A Japanese ink painting of a frog is gazed with contentment. Behind the frog is a calligraphed story in Japanese.
Japan, Toad and Mouse (detail), late 18th–early 19th century, ink on paper. Gift of the Clark Center for Japanese Art and Culture, 2013.29.157

Poet frogs, mustard-seed books, and other tales from “The Art of Literacy”

By Tim Gihring //

More than a thousand years ago, in the early 11th century, Murasaki Shikibu wrote The Tale of Genji, a book often called the world’s first novel. The name was a nom-de-plume. The author was a lady-in-waiting at the imperial court, and she and a few other noblewomen—notably Sei Shonagon, the author of The Pillow Book—led a remarkable and brief female literary moment. For most of the next millennium, books in Japan—like almost everywhere else—would be largely the domain of elite men.

Mai Yamaguchi, Mia’s associate curator of Japanese art, explores the colorful, sometimes fraught unwinding of that exclusivity in “The Art of Literacy,” now on view in Mia’s Cargill Gallery. It covers most of the Edo period, from the 1600s through the 1800s, when women and non-elites benefitted from changes in education and publishing—and others pushed back. Yamaguchi tells the story in paintings, prints, calligraphy tools, and the tiniest book in Mia’s collection, a largely visual approach that suggests the close relationship between art and narrative in the growth of literacy.

Japan, Illustrated Book of Vendors, date unknown,
woodblock printed book; ink on paper. Mary Griggs Burke Collection, gift of the Mary and Jackson Burke Foundation, 2015.79.639

One throughline is frogs. In a painting combining text and illustration, a huge, amusingly sanguine frog reproaches a mouse for his negative attitude. In another painting, frogs engage in a poetry contest, some dressed in court attire, others more naturally nude. Most of the unclothed frogs are grinding ink for the elites, though one appears to be spitting ink on a screen, forming the first line of a poem, a commentary perhaps on the spread of poetry among the (less sartorially privileged) masses.
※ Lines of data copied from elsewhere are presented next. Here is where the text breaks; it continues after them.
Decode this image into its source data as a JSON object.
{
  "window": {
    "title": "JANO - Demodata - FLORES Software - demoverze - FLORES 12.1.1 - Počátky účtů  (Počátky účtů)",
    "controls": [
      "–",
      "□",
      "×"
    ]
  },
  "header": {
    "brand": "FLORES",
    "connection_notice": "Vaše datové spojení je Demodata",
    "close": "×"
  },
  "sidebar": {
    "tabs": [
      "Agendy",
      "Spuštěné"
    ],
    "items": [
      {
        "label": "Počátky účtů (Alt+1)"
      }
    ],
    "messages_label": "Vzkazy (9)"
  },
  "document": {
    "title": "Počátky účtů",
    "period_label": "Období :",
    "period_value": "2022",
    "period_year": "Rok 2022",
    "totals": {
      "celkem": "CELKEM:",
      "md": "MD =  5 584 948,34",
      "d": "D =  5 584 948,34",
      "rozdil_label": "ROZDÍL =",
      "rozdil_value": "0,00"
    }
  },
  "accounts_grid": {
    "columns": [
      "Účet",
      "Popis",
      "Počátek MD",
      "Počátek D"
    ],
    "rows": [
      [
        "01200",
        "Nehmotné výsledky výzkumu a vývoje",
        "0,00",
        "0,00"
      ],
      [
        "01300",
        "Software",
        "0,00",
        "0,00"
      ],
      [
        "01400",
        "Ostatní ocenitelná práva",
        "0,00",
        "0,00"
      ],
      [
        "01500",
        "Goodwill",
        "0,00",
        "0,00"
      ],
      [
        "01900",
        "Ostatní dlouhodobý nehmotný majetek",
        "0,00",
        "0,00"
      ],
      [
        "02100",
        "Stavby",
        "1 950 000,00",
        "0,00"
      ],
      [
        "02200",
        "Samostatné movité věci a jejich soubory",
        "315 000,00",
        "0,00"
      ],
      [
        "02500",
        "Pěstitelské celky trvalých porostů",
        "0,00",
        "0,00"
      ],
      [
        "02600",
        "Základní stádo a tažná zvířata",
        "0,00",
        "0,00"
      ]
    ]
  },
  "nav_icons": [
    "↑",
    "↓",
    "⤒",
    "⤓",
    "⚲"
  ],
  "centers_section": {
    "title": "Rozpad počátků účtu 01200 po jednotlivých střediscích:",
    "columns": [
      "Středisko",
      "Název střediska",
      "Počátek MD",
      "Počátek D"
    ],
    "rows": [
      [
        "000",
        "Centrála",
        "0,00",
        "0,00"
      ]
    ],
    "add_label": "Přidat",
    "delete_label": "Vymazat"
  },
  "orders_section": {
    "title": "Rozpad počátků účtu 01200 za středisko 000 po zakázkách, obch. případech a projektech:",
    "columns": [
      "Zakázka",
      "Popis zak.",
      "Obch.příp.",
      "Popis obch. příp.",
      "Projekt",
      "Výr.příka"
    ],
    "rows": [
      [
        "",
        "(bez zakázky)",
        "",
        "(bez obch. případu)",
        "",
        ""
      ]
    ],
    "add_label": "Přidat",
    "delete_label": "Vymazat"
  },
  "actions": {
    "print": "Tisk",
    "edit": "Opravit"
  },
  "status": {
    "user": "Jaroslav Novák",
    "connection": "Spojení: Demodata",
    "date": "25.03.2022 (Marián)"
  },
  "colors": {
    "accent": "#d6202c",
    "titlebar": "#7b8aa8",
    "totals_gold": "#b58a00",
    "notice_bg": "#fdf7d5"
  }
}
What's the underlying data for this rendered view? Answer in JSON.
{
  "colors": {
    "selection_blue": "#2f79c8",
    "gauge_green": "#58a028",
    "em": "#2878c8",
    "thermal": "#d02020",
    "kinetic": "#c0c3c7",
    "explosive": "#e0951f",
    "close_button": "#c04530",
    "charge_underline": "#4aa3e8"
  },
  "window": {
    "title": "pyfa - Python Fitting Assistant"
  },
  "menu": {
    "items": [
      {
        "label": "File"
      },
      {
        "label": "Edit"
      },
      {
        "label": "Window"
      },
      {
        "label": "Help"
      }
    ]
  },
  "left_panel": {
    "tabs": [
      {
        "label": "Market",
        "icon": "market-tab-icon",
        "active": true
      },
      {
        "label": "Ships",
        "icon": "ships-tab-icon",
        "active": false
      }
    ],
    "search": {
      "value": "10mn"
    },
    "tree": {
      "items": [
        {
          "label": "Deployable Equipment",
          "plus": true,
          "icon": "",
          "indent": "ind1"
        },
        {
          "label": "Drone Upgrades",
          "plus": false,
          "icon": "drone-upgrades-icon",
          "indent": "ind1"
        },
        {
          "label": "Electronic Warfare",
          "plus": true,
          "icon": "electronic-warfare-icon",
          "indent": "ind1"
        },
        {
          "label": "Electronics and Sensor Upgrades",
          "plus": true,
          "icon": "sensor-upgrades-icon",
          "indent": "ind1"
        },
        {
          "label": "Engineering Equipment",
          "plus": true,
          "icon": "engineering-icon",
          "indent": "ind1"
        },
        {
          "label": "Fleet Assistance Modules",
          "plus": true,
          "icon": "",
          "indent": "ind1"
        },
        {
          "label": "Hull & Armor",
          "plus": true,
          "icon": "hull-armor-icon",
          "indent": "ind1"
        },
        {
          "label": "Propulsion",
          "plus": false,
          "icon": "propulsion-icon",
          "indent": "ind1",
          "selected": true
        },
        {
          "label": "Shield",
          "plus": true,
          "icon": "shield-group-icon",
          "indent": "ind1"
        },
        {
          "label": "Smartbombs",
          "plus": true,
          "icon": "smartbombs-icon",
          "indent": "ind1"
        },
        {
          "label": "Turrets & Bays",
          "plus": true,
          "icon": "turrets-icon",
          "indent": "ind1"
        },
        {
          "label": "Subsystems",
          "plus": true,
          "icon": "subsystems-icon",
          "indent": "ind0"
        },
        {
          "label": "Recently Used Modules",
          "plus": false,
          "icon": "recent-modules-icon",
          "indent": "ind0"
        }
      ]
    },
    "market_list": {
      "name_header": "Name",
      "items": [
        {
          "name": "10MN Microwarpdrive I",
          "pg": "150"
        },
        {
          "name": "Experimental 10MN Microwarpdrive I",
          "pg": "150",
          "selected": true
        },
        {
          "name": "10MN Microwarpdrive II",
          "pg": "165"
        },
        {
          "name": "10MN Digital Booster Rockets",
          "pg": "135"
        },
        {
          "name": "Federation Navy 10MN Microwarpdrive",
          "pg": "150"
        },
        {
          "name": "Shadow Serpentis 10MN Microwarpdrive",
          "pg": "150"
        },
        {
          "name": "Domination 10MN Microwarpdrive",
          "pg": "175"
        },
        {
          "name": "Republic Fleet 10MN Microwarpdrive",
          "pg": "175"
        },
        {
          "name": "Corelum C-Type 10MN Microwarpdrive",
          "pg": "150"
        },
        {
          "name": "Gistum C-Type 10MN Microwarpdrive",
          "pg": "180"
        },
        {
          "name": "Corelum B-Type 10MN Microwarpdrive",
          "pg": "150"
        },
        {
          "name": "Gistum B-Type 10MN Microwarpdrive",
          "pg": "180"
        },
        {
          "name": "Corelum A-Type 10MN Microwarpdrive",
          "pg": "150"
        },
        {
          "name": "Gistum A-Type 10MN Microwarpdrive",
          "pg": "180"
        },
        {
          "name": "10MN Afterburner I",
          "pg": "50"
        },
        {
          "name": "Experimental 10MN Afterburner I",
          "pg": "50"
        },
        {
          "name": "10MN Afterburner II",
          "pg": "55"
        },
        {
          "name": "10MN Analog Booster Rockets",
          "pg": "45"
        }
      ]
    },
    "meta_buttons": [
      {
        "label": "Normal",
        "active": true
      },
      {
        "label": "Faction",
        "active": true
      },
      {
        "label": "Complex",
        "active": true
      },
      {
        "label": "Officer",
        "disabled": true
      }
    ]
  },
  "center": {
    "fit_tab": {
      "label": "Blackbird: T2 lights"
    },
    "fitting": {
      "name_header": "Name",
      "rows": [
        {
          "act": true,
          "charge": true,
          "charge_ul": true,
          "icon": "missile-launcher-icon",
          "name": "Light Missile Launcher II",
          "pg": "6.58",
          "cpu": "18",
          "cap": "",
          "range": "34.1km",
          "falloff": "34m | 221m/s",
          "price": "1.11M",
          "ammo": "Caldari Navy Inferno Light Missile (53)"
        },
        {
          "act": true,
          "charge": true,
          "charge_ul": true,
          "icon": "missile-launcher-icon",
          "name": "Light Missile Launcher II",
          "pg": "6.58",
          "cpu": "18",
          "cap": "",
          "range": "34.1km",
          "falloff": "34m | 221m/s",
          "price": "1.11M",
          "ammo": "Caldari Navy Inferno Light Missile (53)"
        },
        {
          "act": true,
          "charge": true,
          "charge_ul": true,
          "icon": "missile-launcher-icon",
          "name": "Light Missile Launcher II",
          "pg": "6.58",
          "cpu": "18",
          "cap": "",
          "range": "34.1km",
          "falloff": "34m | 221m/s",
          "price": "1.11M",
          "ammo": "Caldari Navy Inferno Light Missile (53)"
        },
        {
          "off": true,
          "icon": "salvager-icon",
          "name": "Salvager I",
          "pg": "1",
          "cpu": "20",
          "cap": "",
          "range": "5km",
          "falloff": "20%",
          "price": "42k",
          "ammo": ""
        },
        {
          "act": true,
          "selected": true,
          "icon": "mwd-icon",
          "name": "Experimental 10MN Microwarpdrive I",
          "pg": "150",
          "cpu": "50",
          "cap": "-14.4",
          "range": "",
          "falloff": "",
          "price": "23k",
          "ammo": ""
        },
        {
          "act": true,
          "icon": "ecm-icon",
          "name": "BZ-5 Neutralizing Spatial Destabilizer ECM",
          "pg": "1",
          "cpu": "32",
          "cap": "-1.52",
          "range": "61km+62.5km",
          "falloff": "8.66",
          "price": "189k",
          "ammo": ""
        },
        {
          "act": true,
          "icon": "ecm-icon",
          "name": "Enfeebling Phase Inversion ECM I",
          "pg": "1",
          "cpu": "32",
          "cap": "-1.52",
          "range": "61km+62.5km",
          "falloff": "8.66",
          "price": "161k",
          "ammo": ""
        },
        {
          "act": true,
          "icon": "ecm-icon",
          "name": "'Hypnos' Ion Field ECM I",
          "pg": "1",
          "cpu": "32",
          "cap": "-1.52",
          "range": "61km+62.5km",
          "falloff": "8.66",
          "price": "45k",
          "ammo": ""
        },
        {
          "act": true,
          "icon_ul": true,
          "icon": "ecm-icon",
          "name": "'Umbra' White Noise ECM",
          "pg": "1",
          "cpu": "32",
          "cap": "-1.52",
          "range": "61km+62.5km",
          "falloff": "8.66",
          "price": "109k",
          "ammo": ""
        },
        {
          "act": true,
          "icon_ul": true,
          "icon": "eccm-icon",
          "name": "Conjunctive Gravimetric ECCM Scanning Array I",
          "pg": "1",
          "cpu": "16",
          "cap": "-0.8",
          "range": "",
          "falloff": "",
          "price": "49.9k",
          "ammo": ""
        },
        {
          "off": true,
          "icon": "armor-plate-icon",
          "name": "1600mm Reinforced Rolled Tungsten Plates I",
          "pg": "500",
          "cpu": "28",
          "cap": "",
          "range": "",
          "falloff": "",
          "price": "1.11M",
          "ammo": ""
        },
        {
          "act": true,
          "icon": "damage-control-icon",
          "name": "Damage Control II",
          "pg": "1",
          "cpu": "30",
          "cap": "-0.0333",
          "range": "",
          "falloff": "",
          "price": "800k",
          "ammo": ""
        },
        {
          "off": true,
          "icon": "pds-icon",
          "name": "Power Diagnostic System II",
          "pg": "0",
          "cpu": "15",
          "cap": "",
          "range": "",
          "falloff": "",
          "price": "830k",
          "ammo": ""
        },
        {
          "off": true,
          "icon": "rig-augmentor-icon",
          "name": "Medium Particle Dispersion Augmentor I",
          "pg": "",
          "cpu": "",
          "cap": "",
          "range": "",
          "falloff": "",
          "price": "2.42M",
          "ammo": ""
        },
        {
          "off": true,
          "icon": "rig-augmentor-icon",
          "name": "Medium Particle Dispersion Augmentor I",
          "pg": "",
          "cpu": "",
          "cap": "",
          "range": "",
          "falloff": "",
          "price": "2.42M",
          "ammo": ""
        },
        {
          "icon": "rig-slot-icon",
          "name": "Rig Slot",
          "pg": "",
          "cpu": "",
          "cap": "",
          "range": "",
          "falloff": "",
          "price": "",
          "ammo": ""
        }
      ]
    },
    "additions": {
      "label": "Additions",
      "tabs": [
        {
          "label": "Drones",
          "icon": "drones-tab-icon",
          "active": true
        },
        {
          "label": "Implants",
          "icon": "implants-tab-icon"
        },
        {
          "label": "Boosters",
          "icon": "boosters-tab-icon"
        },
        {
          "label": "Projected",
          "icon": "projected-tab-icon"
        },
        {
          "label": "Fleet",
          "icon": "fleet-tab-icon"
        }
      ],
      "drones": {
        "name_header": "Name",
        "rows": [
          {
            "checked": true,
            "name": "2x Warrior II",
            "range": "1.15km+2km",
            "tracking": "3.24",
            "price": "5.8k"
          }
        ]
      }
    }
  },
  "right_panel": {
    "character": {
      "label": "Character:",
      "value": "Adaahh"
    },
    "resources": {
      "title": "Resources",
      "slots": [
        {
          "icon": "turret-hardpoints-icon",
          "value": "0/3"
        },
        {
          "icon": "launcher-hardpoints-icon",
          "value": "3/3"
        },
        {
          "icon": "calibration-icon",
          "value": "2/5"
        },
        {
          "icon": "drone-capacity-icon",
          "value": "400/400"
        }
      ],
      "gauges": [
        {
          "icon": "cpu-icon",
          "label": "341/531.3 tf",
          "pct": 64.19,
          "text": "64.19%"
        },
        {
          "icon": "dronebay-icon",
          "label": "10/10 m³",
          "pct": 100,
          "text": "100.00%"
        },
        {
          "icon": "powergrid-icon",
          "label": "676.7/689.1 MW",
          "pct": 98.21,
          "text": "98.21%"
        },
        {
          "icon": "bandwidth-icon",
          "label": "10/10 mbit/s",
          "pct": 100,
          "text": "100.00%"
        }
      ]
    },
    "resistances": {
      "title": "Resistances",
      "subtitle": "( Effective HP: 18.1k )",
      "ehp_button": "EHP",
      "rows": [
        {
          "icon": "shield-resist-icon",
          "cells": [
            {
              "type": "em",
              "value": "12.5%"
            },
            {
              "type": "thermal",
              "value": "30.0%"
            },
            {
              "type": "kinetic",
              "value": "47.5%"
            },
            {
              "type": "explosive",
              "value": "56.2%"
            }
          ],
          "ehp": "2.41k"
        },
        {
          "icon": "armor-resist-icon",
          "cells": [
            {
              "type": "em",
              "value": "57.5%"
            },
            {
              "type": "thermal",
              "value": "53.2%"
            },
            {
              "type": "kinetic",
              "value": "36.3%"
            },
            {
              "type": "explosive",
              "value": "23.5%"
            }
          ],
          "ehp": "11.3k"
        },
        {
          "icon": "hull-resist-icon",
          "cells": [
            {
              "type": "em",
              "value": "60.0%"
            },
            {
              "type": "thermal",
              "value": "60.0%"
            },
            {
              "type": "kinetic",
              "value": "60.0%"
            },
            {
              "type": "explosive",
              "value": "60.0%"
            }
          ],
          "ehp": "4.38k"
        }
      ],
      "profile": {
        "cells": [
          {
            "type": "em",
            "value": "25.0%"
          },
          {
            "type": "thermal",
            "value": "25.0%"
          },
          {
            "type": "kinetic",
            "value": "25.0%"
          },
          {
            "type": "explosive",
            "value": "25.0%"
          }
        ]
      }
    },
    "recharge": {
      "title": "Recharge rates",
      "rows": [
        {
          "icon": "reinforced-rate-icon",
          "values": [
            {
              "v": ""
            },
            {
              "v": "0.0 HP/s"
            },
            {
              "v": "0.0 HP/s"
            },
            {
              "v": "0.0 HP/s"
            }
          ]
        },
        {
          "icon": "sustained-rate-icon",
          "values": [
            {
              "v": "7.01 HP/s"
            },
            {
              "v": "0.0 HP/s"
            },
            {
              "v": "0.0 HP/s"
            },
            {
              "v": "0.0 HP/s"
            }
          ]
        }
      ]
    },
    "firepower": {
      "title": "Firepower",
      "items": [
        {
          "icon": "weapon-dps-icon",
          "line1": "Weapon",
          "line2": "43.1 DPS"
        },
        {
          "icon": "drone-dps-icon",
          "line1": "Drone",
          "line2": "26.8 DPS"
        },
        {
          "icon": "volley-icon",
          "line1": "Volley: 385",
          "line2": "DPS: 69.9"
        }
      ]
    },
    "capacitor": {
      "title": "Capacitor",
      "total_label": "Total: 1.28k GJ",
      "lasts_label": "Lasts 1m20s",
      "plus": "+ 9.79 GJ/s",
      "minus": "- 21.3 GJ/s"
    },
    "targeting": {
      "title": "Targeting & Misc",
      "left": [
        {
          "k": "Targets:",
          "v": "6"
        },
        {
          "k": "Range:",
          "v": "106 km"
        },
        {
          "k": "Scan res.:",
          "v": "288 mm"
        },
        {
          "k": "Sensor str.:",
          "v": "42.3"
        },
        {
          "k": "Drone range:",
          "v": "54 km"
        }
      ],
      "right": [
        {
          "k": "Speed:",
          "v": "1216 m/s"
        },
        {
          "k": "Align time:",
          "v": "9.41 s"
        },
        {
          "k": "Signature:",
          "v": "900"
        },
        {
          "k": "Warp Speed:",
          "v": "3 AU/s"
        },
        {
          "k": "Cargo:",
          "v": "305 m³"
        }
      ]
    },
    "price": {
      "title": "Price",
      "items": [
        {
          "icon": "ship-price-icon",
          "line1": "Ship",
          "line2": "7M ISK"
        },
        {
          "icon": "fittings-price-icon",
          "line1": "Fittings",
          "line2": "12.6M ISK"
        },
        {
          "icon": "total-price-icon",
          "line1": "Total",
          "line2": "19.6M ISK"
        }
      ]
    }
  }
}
The tiny tome, about the size of a large postage stamp, is a so-called mustard-seed book—named for their small stature—and is actually wordless, comprised of illustrations showing men at work.   Another series of (larger) illustrations in the show parody these archetypes by replacing men with women in the workplace. Indeed, with the rise of woodblock printing, many illustrated books were produced without narrative at this time, aimed at people who couldn’t afford to buy paintings. Some were travelogues, like the album included here of Hokusai’s paintings of famous sights, from 1830. It would have offered a rare glimpse for most people, given the need for permission to travel, though all the locations are in Japan—the outside world was off-limits.

The world crept in anyway, of course, and Yamaguchi demonstrates this with an odd painting of three men at a table: one Japanese, one Chinese, one Western. Above them, in an allegorical scene of a raging fire, the differences between them are illustrated. The Chinese throw buckets of water at the fire, the Westerners use a hose, the Japanese have deployed sumo wrestlers with huge tubs of water but seem to be watching the others instead. With literacy came curiosity. And at the dawn of the 19th century, Japan was questioning which path to follow. In the end—more educated, emboldened, and enriched—it would choose its own.